Governing the country has been compared with dancing on the heads of snakes.
The
Houthis — who belong to a relatively obscure branch of Shia Islam — were
largely confined to the north of the country and were contained by the
country’s longtime president, Ali Abdullah Saleh, a wily Arab strongman, until
he was overthrown in the course of the Arab Spring in 2011. President Hadi, his
weaker successor, never managed to reassert central control, and in September
the Houthis took control of the capital Sana’a.
In
the vacuum created by President Hadi’s weak leadership, Iran saw the
opportunity to taunt its old rival by backing the Houthis and establishing its
influence in the Saudis’ backyard.
But
the recent Houthi advances have proved too much for Saudi, whose primary aim is
to re-establish order in Yemen. It amassed a formidable coalition — Egypt,
Jordan, Sudan, Morocco, Pakistan, United Arab Emirates, Qatar, Kuwait and Egypt
— of Sunni-led states and sent in its fighter jets to send a powerful message to
Iran: stop meddling in Arab affairs.
The
Saudis also regard Iran’s influence in Yemen as evidence of a much larger drive
by Shia Iran for regional dominance.
They
claim that Iran is using armed proxies to take over other states. Nothing
happens in Lebanon, for instance, without the approval of the Iranian-backed
Shia militia Hizbollah, which also provides Syria’s beleaguered President Assad
with his light infantry.
For
its part, Iran has condemned the air strikes. Foreign Ministry spokeswoman
Marzieh Afkham said the country ‘considers this action a dangerous step’,
adding that military action would complicate and worsen the crisis in Yemen.

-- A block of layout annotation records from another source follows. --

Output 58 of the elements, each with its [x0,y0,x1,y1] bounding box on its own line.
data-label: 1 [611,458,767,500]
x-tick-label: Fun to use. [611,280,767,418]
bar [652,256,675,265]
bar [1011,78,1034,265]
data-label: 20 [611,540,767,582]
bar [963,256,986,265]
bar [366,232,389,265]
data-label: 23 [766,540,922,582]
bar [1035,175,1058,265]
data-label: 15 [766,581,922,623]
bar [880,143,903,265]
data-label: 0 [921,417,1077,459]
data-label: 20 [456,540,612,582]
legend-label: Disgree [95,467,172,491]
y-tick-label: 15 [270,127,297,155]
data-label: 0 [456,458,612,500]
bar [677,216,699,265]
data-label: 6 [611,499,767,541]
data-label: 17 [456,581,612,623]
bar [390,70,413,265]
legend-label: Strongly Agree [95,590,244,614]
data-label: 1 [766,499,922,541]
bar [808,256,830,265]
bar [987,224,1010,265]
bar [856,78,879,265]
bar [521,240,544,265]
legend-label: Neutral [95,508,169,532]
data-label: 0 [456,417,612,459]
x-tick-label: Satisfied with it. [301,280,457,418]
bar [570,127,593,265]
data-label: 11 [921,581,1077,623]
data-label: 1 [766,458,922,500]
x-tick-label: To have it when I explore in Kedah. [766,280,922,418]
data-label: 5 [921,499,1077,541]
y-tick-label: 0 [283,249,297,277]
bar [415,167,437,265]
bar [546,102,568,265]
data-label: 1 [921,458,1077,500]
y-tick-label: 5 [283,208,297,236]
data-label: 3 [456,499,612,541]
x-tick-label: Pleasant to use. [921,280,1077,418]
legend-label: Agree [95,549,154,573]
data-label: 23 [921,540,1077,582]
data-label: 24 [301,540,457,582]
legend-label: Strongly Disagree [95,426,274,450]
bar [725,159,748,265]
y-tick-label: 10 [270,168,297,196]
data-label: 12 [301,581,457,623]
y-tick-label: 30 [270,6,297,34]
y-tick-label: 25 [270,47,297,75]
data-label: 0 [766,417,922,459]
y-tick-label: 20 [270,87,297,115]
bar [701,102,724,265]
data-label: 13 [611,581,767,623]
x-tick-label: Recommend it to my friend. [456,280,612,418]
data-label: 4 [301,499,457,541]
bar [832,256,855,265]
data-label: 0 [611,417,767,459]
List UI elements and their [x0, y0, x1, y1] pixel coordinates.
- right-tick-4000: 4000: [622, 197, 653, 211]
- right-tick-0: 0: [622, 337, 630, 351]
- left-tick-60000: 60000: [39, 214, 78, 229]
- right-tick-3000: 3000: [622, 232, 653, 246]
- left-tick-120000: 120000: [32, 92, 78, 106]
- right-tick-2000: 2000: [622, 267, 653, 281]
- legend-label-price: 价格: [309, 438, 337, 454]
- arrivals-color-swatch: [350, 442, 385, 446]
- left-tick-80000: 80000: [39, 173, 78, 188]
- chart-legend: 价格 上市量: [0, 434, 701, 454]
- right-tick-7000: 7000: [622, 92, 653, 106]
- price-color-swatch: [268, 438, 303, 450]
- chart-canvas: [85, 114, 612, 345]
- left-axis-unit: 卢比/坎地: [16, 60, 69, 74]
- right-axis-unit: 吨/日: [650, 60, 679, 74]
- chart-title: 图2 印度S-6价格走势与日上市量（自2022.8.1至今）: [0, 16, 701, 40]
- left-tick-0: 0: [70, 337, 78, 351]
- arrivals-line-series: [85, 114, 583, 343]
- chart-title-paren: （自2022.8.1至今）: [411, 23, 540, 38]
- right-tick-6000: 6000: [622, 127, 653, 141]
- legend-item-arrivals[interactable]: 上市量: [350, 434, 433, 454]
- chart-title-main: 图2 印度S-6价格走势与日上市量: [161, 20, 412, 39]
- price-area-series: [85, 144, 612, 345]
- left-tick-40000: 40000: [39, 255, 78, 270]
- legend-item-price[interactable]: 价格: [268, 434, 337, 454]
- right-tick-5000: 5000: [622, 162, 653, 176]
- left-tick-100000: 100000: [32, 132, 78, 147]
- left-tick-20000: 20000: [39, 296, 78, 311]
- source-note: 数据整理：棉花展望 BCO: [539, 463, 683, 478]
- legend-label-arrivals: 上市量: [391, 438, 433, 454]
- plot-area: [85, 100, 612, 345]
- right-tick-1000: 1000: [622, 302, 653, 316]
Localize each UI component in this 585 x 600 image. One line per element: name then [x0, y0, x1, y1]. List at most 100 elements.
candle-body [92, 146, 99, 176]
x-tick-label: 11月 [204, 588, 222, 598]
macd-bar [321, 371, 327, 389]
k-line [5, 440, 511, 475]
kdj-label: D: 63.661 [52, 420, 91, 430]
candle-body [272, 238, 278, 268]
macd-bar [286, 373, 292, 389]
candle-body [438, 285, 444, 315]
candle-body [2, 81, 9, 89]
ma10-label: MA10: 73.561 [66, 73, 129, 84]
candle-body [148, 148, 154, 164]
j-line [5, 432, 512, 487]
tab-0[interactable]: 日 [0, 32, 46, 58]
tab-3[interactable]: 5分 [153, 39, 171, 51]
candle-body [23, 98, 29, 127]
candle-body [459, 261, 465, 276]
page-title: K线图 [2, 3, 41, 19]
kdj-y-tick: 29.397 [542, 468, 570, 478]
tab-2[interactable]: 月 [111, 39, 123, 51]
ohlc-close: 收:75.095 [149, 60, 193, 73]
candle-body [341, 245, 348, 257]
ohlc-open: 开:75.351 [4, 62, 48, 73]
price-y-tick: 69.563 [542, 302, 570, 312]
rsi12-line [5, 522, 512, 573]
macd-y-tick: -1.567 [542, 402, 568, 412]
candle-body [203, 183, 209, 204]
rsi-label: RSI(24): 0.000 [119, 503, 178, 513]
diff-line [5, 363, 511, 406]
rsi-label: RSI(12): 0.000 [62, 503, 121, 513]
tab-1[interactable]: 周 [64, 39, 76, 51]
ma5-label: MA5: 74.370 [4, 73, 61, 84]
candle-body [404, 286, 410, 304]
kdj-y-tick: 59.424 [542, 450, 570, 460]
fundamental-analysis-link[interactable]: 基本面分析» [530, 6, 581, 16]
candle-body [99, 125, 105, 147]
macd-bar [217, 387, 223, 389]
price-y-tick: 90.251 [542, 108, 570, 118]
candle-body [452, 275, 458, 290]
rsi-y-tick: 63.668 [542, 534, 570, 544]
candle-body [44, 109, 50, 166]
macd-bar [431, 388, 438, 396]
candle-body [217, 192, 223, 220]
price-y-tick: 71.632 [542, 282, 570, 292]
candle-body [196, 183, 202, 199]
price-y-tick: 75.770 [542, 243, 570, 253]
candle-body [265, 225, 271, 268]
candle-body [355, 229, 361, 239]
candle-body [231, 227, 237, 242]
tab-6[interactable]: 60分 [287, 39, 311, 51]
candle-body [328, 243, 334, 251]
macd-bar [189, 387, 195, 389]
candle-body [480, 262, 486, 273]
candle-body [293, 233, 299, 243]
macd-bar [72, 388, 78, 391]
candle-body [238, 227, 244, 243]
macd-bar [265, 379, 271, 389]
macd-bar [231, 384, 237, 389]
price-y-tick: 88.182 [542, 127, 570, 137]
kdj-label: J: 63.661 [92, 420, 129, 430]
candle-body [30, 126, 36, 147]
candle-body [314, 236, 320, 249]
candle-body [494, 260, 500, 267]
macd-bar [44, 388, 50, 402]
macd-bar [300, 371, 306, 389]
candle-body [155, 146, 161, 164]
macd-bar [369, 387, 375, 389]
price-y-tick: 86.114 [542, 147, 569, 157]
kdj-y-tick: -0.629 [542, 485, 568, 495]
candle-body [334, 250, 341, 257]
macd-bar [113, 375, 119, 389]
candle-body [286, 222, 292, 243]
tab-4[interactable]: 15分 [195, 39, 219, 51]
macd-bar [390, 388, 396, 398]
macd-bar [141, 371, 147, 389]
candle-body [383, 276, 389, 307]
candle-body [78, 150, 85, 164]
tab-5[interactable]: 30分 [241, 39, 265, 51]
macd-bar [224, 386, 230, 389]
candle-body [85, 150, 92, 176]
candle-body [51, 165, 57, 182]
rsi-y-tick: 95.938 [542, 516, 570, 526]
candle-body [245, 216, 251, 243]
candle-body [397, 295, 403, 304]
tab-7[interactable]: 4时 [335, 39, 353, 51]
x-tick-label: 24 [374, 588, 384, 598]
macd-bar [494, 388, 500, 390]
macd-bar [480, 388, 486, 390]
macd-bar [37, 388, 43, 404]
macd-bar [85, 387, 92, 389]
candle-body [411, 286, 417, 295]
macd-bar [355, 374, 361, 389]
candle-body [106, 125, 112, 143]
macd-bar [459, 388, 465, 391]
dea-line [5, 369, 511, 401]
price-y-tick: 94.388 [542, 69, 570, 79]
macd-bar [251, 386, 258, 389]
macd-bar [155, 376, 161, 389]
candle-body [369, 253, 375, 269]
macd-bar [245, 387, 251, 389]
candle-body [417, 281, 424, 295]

‘This invasion will bear no result but expansion of terrorism and extremism
throughout the whole region,’ she said.
And
the truth is that she may well be right. Yemen has a chronic terrorism problem,
simply because such a failed state is an ideal operating ground for terrorists.
Yemen
is not only home to the most tactically lethal branch of Al Qaeda but now ISIS
has a foothold there too. On March 20 four ISIS suicide bombers killed 137 Shia
outside their mosques in Sana’a.
Before
the U.S. military moved out of the country, they were allowed to launch drone
strikes on Al Qaeda. But now, in their absence, terrorists are no longer being
targeted so effectively, and will only flourish as a result.
To
make matters still more precarious for the West in its fight against terror,
Iran and the Shia militias it backs are proving an increasingly vital component
of the ground war against ISIS in Iraq, with Iranian commanders directing them
and supplying them too.
This
means the West is walking on diplomatic eggshells. What if Iran took over much
of Iraq, whose government and population is largely Shia as well? Would the
Saudis stand for that?
And
if a Shia Houthi government succeeds in Yemen, then wouldn’t Saudi Arabia’s own
downtrodden Shia population, some 10-15 per cent of them in the kingdom’s
oil-rich Eastern Province, want some independence?
The
western response to this chaos is understandably hesitant. Washington is unsure
whether Iranian strategy is really to establish proxy Shia governments all over
the region or simply to use the Houthi in Yemen to taunt Saudi Arabia and
pacify the country’s own hardliners.
We
now have a bizarre — and potentially very dangerous — situation in which U.S.
warplanes are providing air cover for Iranian-backed militias in Iraq in a
joint effort against ISIS, while 1,200 miles to the south in Yemen, the
Americans are helping Saudi pilots bomb Shia insurgents supported by Iran.
So
the U.S. is bombing Iran’s enemies in one country, while helping to bomb its
allies in another.
On
top of all this, American and Iranian diplomats are resuming their talks about
how to restrain Tehran’s nuclear programme.
Such is the chaotic and
complex nature of affairs in the Middle East. And as the Saudis pledge to
resolve their own local difficulty, we can only hold our breath.